I couldn't get the Phantoms words out of my head as I got up the next morning—tired from the late night escapade but also strangely refreshed as if something major had just happened in my life. But what? I ran down the stairs—nearly barreling into Lettie as I went.

"And where did this Mad Cow disease come from?" Lettie asked me in amusement as I just rolled my eyes at her before looking down the stairs curiously.

"Where is everyone?" I asked as she pointed down below with an uneasy expression.

"In the courtyard." Lettie answered as I nodded at her before continuing down. Her wary expression told me it was something I didn't want to be involved with, but I scurried anyway. The French doors across from the ballroom beckoned to me, and I headed toward them with this strange feeling of excitement. Even in daylight, the night hadn't lost its magic. It really was like the play. I couldn't get the guy out of my head. I even found myself humming to the tune of "Music of the Night."

"Not planning a stint on Broadway, are you?" A voice asked from behind me, and I turned quickly to find Tommy standing there—leaning against the side of the French doors as if he had reason to be there too. I took in a deep breath as I perused him from the top of his dark, perfectly styled hair to his blue piercing gaze. A chill ran down my spine.

"I was just looking for everyone." I replied vaguely—hoping he'd forget my lack in judgment by letting my character slip through me during the day. He shrugged.

"They're outside, but I refuse to let you join them." He commented wryly as I raised a brow. Who was he to order me around? I brushed past him as he shook his head at me until I noticed why he didn't want me there, and I smiled. Hmmmm…they were involved in a nice little archery tournament. I'm sorry, but I couldn't help but laugh before shrugging.

"I don't know. I'm feeling lucky today. Want to try a few with me?" I asked him on a smile as he backed away in mock horror while rubbing his rear.

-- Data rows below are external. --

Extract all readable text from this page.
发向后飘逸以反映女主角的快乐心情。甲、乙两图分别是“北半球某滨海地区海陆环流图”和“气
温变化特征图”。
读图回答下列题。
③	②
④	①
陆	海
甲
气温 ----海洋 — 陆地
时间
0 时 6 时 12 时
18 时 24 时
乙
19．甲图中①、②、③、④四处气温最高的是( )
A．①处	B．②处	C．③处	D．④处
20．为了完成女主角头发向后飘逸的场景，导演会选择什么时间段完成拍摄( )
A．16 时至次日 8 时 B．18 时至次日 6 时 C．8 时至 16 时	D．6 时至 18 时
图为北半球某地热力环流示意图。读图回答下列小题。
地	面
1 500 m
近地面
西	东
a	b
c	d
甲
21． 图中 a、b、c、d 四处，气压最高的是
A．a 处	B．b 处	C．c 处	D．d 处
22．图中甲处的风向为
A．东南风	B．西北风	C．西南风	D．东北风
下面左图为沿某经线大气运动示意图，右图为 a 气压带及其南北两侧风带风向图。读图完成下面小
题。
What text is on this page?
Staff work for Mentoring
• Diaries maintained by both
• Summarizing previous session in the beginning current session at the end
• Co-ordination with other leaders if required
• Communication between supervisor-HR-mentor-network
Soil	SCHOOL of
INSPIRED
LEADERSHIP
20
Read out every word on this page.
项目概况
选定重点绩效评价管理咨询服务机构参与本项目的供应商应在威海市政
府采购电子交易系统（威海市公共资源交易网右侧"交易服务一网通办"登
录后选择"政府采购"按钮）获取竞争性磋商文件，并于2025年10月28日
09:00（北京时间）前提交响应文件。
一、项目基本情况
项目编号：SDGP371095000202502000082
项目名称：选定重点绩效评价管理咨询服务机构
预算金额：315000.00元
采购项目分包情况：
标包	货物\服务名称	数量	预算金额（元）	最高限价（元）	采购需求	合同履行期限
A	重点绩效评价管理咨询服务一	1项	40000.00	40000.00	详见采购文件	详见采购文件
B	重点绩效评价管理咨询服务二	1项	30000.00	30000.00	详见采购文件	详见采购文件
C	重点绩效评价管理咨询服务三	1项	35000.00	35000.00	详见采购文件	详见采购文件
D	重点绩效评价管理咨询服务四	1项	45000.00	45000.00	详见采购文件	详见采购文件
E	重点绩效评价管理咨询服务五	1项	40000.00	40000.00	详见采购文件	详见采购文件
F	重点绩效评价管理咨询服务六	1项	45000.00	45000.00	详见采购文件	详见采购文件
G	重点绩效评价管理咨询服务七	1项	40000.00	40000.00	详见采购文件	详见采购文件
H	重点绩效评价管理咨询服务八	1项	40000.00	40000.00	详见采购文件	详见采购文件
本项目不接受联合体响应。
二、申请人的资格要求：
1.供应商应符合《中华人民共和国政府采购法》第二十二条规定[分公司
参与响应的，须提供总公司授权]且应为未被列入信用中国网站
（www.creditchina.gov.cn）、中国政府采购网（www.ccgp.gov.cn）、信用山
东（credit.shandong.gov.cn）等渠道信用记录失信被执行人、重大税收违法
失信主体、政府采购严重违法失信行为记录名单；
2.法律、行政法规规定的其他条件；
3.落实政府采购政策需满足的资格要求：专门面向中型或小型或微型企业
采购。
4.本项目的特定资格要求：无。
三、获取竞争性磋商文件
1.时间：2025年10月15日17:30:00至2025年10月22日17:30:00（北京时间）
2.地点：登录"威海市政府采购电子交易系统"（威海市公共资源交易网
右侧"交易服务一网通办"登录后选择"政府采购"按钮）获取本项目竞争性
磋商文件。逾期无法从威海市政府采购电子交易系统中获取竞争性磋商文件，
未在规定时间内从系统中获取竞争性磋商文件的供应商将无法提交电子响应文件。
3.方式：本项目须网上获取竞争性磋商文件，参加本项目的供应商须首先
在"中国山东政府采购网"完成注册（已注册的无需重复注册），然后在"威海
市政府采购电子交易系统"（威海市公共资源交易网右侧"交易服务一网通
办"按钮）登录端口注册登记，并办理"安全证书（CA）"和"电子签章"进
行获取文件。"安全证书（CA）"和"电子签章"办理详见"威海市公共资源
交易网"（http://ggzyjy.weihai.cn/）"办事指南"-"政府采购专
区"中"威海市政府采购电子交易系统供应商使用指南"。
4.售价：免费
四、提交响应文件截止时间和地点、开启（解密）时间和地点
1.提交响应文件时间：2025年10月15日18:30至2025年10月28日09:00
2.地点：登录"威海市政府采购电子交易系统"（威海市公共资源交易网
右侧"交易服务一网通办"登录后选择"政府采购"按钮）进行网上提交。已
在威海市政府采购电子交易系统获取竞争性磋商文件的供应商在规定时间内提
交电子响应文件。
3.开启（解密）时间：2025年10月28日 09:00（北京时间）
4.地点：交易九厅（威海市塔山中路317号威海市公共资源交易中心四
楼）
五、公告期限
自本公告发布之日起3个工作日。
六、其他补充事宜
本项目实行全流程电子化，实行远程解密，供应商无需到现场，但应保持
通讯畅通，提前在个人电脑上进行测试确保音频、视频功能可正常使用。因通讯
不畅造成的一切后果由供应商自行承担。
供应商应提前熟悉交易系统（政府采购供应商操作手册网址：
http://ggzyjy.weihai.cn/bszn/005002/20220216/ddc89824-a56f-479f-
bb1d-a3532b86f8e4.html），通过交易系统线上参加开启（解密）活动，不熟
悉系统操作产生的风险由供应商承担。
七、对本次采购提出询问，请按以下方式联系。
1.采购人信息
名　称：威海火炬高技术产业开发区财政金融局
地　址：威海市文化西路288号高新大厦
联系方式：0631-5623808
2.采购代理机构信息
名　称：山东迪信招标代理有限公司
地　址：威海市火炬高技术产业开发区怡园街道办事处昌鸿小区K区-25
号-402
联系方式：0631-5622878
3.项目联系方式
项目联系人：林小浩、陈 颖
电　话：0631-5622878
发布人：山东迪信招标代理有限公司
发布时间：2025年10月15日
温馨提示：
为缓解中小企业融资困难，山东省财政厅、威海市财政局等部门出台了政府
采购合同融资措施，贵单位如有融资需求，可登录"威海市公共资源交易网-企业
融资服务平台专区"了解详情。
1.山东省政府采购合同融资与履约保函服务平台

"No thank you. I have a nice little reminder from the last time." He stated simply as Chaz walked through the door just then—obviously having heard part of the conversation.

"You just need proper direction, that's all. Why don't you come on out, Jude. I'll tutor you myself." Chaz stated on a grin as he glanced suddenly behind me over my shoulder. I peeked only a second to see him watching Lettie from the doorway. No way! Chaz and Tommy's sister? Yeah right! Tommy's eyes narrowed at the thought of Chaz helping me and he unwrapped himself from the wall before heading over suddenly.

"I've always been a better shot than you, Chaz. Better let me take it from here." Tommy proclaimed as Chaz shrugged. He didn't look like he cared much either way—not if his current stare had anything to say about it. Geez, men were so dense. I couldn't believe that Tommy hadn't noticed yet.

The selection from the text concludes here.